A contrario, si le salarié est contraint de prendre son déjeuner en dehors de son domicile personnel ou de l’atelier et/ou qu’il utilise son véhicule personnel pour se rendre sur le chantier, il pourra bénéficier de l’abattement de 10 %, alors même qu’il sera en partie indemnisé de ses frais par le versement de la prime de panier et de l’indemnité conventionnelle de transport.

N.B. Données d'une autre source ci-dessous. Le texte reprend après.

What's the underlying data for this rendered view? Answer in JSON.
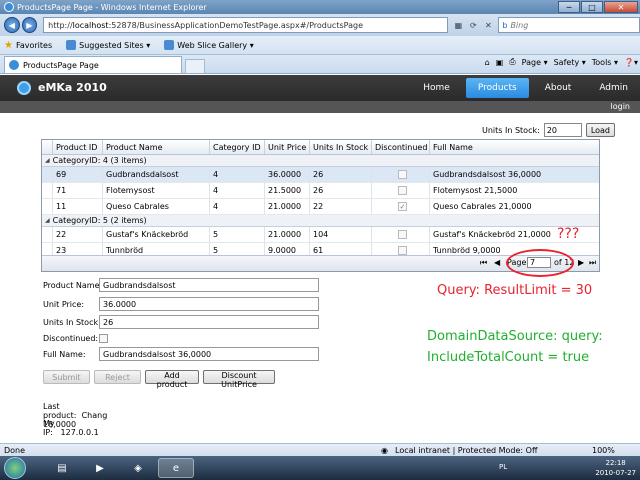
{
  "window": {
    "title": "ProductsPage Page - Windows Internet Explorer",
    "minimize": "─",
    "maximize": "□",
    "close": "✕"
  },
  "browser": {
    "back": "◀",
    "forward": "▶",
    "url_prefix": "http://",
    "url_host": "localhost",
    "url_rest": ":52878/BusinessApplicationDemoTestPage.aspx#/ProductsPage",
    "search_placeholder": "Bing",
    "favorites_label": "Favorites",
    "suggested_sites": "Suggested Sites ▾",
    "web_slice_gallery": "Web Slice Gallery ▾",
    "tab_title": "ProductsPage Page",
    "cmd": {
      "page": "Page ▾",
      "safety": "Safety ▾",
      "tools": "Tools ▾",
      "help": "❓▾"
    }
  },
  "app": {
    "brand": "eMKa 2010",
    "nav": [
      {
        "label": "Home"
      },
      {
        "label": "Products"
      },
      {
        "label": "About"
      },
      {
        "label": "Admin"
      }
    ],
    "login": "login"
  },
  "filter": {
    "label": "Units In Stock:",
    "value": "20",
    "button": "Load"
  },
  "grid": {
    "columns": [
      "Product ID",
      "Product Name",
      "Category ID",
      "Unit Price",
      "Units In Stock",
      "Discontinued",
      "Full Name"
    ],
    "sort_indicator": "▾",
    "groups": [
      {
        "label": "CategoryID: 4 (3 items)",
        "rows": [
          {
            "id": "69",
            "name": "Gudbrandsdalsost",
            "cat": "4",
            "price": "36.0000",
            "stock": "26",
            "disc": false,
            "full": "Gudbrandsdalsost 36,0000"
          },
          {
            "id": "71",
            "name": "Flotemysost",
            "cat": "4",
            "price": "21.5000",
            "stock": "26",
            "disc": false,
            "full": "Flotemysost 21,5000"
          },
          {
            "id": "11",
            "name": "Queso Cabrales",
            "cat": "4",
            "price": "21.0000",
            "stock": "22",
            "disc": true,
            "full": "Queso Cabrales 21,0000"
          }
        ]
      },
      {
        "label": "CategoryID: 5 (2 items)",
        "rows": [
          {
            "id": "22",
            "name": "Gustaf's Knäckebröd",
            "cat": "5",
            "price": "21.0000",
            "stock": "104",
            "disc": false,
            "full": "Gustaf's Knäckebröd 21,0000"
          },
          {
            "id": "23",
            "name": "Tunnbröd",
            "cat": "5",
            "price": "9.0000",
            "stock": "61",
            "disc": false,
            "full": "Tunnbröd 9,0000"
          }
        ]
      }
    ],
    "pager": {
      "first": "⏮",
      "prev": "◀",
      "page_label": "Page",
      "page_value": "7",
      "of_label": "of 12",
      "next": "▶",
      "last": "⏭"
    }
  },
  "annotations": {
    "question": "???",
    "query_limit": "Query: ResultLimit = 30",
    "dds_line1": "DomainDataSource: query:",
    "dds_line2": "IncludeTotalCount = true"
  },
  "form": {
    "product_name_label": "Product Name:",
    "product_name_value": "Gudbrandsdalsost",
    "unit_price_label": "Unit Price:",
    "unit_price_value": "36.0000",
    "units_in_stock_label": "Units In Stock:",
    "units_in_stock_value": "26",
    "discontinued_label": "Discontinued:",
    "full_name_label": "Full Name:",
    "full_name_value": "Gudbrandsdalsost 36,0000",
    "submit": "Submit",
    "reject": "Reject",
    "add_product": "Add product",
    "discount": "Discount UnitPrice",
    "last_product_label": "Last product:",
    "last_product_value": "Chang 18,0000",
    "my_ip_label": "My IP:",
    "my_ip_value": "127.0.0.1"
  },
  "status": {
    "done": "Done",
    "zone": "Local intranet | Protected Mode: Off",
    "zoom": "100%"
  },
  "taskbar": {
    "lang": "PL",
    "time": "22:18",
    "date": "2010-07-27"
  }
}
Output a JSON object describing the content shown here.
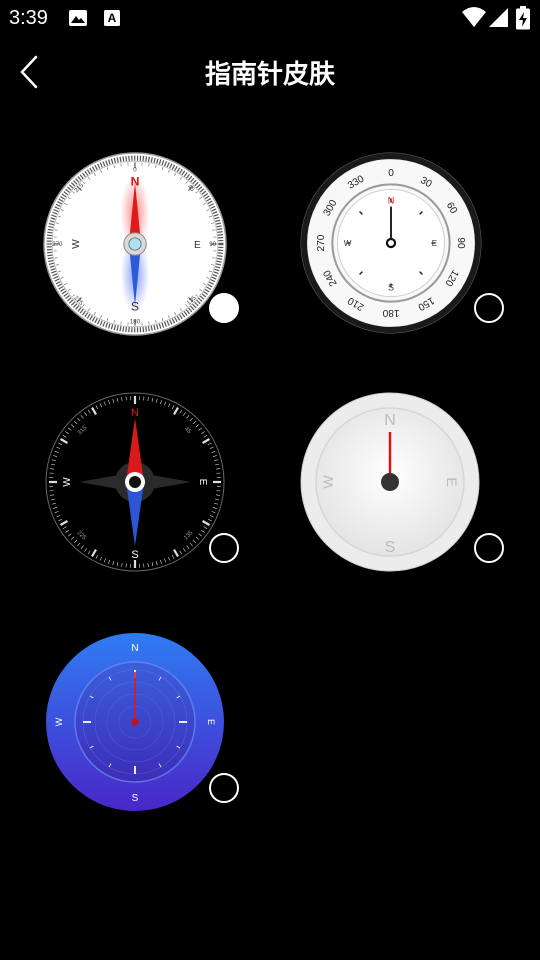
{
  "status_bar": {
    "time": "3:39",
    "notification_icons": [
      "image-icon",
      "font-icon"
    ],
    "system_icons": [
      "wifi-icon",
      "cell-signal-icon",
      "battery-charging-icon"
    ]
  },
  "app_bar": {
    "back_icon": "chevron-left-icon",
    "title": "指南针皮肤"
  },
  "skins": [
    {
      "id": 1,
      "style": "classic-white",
      "selected": true,
      "labels": {
        "n": "N",
        "e": "E",
        "s": "S",
        "w": "W",
        "deg_0": "0",
        "deg_45": "45",
        "deg_90": "90",
        "deg_135": "135",
        "deg_180": "180",
        "deg_225": "225",
        "deg_270": "270",
        "deg_315": "315"
      }
    },
    {
      "id": 2,
      "style": "silver-bezel",
      "selected": false,
      "labels": {
        "n": "N",
        "e": "E",
        "s": "S",
        "w": "W",
        "deg_0": "0",
        "deg_30": "30",
        "deg_60": "60",
        "deg_90": "90",
        "deg_120": "120",
        "deg_150": "150",
        "deg_180": "180",
        "deg_210": "210",
        "deg_240": "240",
        "deg_270": "270",
        "deg_300": "300",
        "deg_330": "330"
      }
    },
    {
      "id": 3,
      "style": "dark-needle",
      "selected": false,
      "labels": {
        "n": "N",
        "e": "E",
        "s": "S",
        "w": "W",
        "deg_45": "45",
        "deg_135": "135",
        "deg_225": "225",
        "deg_315": "315"
      }
    },
    {
      "id": 4,
      "style": "minimal-white",
      "selected": false,
      "labels": {
        "n": "N",
        "e": "E",
        "s": "S",
        "w": "W"
      }
    },
    {
      "id": 5,
      "style": "blue-gradient",
      "selected": false,
      "labels": {
        "n": "N",
        "e": "E",
        "s": "S",
        "w": "W"
      }
    }
  ],
  "colors": {
    "background": "#000000",
    "needle_red": "#e01919",
    "needle_blue": "#2a5bd7",
    "blue_dial_top": "#2f7cf2",
    "blue_dial_bottom": "#4a26c8"
  }
}
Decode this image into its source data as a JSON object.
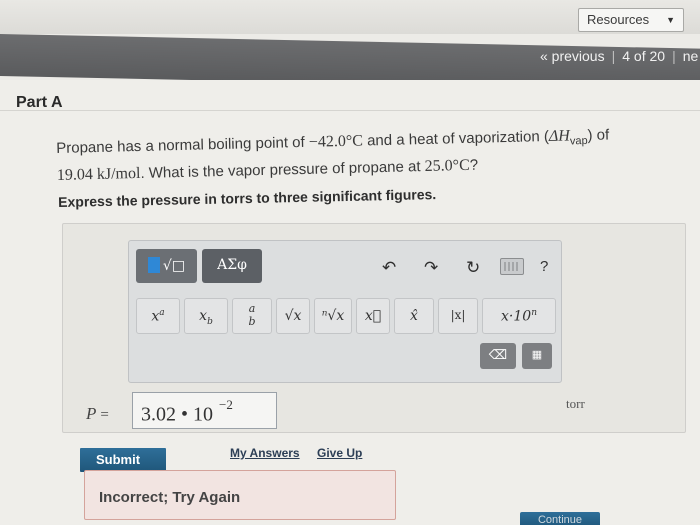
{
  "header": {
    "resources_label": "Resources",
    "caret": "▼",
    "previous_label": "« previous",
    "position": "4 of 20",
    "next_label": "ne"
  },
  "part": {
    "title": "Part A"
  },
  "question": {
    "line1_pre": "Propane has a normal boiling point of ",
    "boiling_point": "−42.0°C",
    "line1_mid": " and a heat of vaporization (",
    "delta_h": "ΔH",
    "vap_sub": "vap",
    "line1_end": ") of",
    "heat_value": "19.04 kJ/mol",
    "line2": ". What is the vapor pressure of propane at ",
    "temperature": "25.0°C",
    "line2_end": "?"
  },
  "instruction": "Express the pressure in torrs to three significant figures.",
  "toolbar": {
    "templates_tab": "√□",
    "symbols_tab": "ΑΣφ",
    "undo_icon": "undo-icon",
    "redo_icon": "redo-icon",
    "reset_icon": "reset-icon",
    "help_label": "?",
    "buttons": [
      "xa",
      "xb",
      "a/b",
      "√x",
      "ⁿ√x",
      "x⃗",
      "x̂",
      "|x|",
      "x·10ⁿ"
    ],
    "backspace": "⌫",
    "keypad": "keypad-icon"
  },
  "answer": {
    "variable": "P",
    "equals": "=",
    "value": "3.02 • 10",
    "exponent": "−2",
    "unit": "torr"
  },
  "actions": {
    "submit": "Submit",
    "my_answers": "My Answers",
    "give_up": "Give Up",
    "continue": "Continue"
  },
  "feedback": "Incorrect; Try Again",
  "colors": {
    "accent": "#1f567a",
    "nav": "#5a5b5d",
    "feedback_bg": "#f2e4e1"
  }
}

D’après les informations que nous avons obtenues, si l’option de l’employeur pour l’application de la déduction est exercée annuellement, le droit à déduction est apprécié chaque mois, à l’échéance de chacune des paies, en fonction de la réalité des dépenses engagées par chaque salarié, en matière de nourriture, de logement ou de véhicule, lors de son activité professionnelle !

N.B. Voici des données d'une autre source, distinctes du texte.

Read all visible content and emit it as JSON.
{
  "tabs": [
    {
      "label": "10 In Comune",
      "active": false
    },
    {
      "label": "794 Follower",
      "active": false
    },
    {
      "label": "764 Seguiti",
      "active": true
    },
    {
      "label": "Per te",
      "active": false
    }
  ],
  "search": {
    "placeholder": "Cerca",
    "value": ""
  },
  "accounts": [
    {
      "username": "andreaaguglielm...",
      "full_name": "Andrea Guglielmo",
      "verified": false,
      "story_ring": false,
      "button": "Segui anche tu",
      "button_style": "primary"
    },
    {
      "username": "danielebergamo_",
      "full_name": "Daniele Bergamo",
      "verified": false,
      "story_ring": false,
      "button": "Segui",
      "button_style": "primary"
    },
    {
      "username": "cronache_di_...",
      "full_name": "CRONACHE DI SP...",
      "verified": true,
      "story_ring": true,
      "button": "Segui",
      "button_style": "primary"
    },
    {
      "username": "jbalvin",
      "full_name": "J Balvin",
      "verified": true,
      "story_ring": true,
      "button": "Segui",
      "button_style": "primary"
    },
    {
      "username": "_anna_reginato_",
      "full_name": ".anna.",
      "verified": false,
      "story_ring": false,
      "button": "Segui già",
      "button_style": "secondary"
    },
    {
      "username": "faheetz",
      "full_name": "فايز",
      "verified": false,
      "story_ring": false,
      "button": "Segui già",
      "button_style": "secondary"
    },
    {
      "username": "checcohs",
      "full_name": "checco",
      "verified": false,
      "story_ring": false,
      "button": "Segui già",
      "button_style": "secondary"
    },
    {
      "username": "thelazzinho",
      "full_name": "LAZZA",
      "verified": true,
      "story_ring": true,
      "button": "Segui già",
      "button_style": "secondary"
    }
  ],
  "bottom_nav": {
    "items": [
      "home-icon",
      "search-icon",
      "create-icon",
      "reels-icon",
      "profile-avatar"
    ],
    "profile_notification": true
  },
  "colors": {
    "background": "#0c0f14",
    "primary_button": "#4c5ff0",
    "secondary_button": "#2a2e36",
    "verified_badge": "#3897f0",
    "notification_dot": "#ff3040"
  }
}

Afin d’éviter tout redressement, nous vous incitons fortement à être particulièrement vigilants, à chacune des échéances de paie, sur l’éligibilité ou non de chacun de vos salariés à la déduction de 10 %. Le fait que le salarié ait accepté la pratique de la déduction ne vous exonère pas de votre responsabilité, en tant qu’employeur, de vérifier la réalité des frais engagés avant d’appliquer cet abattement.